While the thesis of a private individual based somewhere in or near Russia was growing, I came across some cable messages from the United States Embassy in Ankara, dated December 8, 2009. These speculated the hack might have been orchestrated by the Russian Secret Service (FSB) and spread via Turkey in the context of COP15.
During their investigations, The Guardian and The Independent pointed to the FSB as a key suspect. However, I found no evidence to support this claim.
WE’VE GOT AN EMAIL
The golden nugget of intelligence was an email sent by the hacker, under the pseudonym “Mr FOIA” (Freedom Of Information Act) on March 13, 2013, to a selected number of individuals. As something written by the hacker himself, the email opened a window into the personal qualities of the individual behind the attack.
Mr FOIA was a self-described English-speaking male. However, clues within the writing insinuated he wasn’t a native speaker of English, but of a Slavic language instead:
Mr FOIA also included a bitcoin address in his email, asking for funding.

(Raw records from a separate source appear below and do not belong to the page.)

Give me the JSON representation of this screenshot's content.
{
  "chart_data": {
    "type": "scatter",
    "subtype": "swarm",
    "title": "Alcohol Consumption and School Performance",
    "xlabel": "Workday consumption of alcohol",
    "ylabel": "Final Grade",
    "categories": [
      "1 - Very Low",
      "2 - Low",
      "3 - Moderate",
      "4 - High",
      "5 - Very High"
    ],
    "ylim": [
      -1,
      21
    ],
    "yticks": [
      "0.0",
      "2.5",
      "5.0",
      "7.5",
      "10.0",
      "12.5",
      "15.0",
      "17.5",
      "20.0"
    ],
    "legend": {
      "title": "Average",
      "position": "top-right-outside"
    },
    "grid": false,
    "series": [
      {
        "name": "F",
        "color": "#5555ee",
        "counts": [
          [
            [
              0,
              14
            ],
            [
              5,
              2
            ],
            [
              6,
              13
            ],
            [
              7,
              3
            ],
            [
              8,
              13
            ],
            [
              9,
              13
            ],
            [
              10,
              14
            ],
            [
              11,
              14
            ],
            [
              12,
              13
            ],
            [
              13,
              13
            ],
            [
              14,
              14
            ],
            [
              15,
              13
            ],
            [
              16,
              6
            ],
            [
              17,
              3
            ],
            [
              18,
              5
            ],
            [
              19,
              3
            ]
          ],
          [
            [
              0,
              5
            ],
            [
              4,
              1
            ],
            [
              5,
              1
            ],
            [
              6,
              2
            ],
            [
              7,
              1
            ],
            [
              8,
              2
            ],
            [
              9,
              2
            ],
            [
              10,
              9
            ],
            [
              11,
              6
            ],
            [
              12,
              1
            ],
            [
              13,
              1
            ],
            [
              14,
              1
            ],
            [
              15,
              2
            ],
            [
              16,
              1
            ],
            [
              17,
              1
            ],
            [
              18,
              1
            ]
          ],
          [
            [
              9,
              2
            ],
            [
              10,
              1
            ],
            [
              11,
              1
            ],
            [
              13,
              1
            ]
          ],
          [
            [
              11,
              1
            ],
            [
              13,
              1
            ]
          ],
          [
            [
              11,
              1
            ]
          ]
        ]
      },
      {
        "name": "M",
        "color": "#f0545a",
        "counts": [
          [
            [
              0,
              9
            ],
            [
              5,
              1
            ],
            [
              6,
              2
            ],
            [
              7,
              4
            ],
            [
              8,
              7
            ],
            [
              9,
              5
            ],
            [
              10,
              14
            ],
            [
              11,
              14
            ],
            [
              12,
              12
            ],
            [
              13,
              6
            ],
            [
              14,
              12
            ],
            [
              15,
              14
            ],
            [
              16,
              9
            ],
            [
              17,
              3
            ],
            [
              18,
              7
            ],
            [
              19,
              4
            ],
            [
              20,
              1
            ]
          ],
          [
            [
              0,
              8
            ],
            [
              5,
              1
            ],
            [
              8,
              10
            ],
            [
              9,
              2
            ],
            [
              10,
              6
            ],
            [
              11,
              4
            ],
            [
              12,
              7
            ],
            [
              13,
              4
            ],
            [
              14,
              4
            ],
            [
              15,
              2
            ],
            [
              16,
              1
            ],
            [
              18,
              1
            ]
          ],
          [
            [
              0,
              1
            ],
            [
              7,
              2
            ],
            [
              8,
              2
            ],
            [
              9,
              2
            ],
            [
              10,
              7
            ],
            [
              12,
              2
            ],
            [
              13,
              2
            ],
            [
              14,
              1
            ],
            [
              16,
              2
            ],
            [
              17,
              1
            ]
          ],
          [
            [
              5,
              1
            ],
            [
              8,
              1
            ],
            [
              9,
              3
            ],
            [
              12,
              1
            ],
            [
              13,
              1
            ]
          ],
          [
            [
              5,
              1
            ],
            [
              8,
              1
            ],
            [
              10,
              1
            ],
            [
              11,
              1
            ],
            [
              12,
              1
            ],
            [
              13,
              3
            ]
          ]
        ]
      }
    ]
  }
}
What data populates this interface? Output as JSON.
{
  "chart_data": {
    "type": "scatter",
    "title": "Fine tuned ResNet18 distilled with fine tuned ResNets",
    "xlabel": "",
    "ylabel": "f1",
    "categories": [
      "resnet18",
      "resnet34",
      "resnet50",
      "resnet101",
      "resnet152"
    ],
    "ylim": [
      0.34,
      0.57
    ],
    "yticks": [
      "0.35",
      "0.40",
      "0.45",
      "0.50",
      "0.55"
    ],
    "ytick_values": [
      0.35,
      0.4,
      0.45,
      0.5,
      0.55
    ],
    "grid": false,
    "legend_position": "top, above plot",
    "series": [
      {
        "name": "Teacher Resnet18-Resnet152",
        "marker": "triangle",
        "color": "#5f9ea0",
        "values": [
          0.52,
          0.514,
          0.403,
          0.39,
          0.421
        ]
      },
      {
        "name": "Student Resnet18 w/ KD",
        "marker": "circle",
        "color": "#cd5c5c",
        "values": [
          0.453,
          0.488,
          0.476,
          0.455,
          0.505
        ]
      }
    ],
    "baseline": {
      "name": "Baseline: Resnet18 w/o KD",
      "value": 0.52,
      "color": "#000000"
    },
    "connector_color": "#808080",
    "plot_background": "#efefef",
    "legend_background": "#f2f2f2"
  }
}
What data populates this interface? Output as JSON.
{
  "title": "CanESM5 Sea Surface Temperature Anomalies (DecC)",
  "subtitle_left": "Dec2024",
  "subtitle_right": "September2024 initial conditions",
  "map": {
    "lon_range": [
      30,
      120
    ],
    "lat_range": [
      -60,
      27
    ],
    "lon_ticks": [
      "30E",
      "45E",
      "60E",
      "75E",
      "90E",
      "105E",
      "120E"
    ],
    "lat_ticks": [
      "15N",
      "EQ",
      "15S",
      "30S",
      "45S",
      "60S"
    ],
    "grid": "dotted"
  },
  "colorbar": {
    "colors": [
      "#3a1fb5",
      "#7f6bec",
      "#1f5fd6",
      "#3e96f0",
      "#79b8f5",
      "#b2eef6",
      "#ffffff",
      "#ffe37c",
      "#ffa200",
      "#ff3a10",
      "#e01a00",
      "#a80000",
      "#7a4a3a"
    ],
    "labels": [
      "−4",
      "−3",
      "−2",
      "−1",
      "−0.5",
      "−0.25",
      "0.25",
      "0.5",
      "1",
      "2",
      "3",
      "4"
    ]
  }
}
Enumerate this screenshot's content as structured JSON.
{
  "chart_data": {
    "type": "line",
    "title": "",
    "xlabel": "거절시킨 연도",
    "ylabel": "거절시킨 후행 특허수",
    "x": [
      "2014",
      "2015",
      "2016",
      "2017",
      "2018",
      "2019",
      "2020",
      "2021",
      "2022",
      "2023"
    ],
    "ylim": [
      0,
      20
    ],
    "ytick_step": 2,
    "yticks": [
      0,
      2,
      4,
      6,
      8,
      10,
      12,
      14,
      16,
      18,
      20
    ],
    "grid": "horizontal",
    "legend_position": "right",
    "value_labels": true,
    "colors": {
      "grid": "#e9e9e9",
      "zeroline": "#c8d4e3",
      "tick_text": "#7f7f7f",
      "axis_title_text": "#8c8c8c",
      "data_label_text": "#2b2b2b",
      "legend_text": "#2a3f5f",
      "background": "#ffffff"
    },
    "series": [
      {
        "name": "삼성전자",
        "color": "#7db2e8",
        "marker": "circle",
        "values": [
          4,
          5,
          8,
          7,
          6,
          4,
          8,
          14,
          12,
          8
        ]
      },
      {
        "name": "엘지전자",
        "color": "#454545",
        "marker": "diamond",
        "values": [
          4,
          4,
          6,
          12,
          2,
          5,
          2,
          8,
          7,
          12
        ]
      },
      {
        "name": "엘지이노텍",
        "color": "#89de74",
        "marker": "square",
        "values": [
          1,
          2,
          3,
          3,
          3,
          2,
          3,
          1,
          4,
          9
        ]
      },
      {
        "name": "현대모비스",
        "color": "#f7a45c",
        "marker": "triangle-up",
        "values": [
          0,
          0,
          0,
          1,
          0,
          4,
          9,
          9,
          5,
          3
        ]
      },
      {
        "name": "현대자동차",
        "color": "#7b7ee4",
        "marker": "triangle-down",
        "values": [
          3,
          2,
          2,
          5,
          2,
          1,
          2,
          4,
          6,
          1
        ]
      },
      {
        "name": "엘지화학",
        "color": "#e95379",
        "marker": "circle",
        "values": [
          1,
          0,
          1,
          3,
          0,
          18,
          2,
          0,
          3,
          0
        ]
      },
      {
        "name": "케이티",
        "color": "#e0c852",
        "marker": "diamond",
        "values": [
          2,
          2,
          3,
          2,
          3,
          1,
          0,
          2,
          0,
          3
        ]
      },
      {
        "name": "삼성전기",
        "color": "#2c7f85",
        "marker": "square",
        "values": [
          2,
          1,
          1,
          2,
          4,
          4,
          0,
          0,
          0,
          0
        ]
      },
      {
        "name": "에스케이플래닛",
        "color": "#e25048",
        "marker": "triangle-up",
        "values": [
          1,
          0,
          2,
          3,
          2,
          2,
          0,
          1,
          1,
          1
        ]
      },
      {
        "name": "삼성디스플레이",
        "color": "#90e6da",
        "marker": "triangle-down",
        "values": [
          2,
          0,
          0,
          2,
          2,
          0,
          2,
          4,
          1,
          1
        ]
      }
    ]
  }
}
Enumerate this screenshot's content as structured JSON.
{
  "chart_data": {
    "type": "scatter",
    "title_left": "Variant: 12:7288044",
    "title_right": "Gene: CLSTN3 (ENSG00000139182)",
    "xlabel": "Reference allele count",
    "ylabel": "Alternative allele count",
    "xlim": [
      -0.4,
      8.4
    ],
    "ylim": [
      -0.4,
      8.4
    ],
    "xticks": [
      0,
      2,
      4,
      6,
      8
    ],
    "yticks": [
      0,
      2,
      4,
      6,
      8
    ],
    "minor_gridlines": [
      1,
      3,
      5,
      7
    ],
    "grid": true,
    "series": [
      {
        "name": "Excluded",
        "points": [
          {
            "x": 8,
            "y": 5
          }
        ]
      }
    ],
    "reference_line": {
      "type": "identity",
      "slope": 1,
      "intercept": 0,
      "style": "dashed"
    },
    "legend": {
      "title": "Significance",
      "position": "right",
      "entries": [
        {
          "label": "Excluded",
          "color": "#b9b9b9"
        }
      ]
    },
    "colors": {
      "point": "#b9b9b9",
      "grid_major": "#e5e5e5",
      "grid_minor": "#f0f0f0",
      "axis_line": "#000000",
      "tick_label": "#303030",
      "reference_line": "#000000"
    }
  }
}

My investigation revealed this account had transacted nine times in the Bitcoin blockchain: seven between March 13 and March 19, 2013; once on August 12, 2013; and the last time on June 13, 2015. Remarkably, to this date, no money has been withdrawn from the wallet – which is now worth over $200,000!
CONCLUSION
Climategate shows that even though strategies like hack-and-leak have only recently gained public attention, attackers have spent decades practicing and refining their techniques.
Although nobody has been able to uncover the real identity of the perpetrator of the CRU hack yet, evidence gathered during our investigation – from time zone analysis, linguistic forensics, and data leaked on the dark web – aligns with the hypothesis that the hacker is likely a Russian or Eastern European actor. As I mentioned during the BBC podcast, this is remarkable: if at any point it is confirmed that Russia was behind the attack, this would probably be the first hybrid warfare attack from Russia against the UK in history.
For now, the evidence is still merely indicative and not conclusive. Thirteen years later, it’s still too early to tell.
[1] Unix time is a system for representing a point in time. It is the number of seconds that have elapsed since January 1st, 1970, 00:00:00 GMT.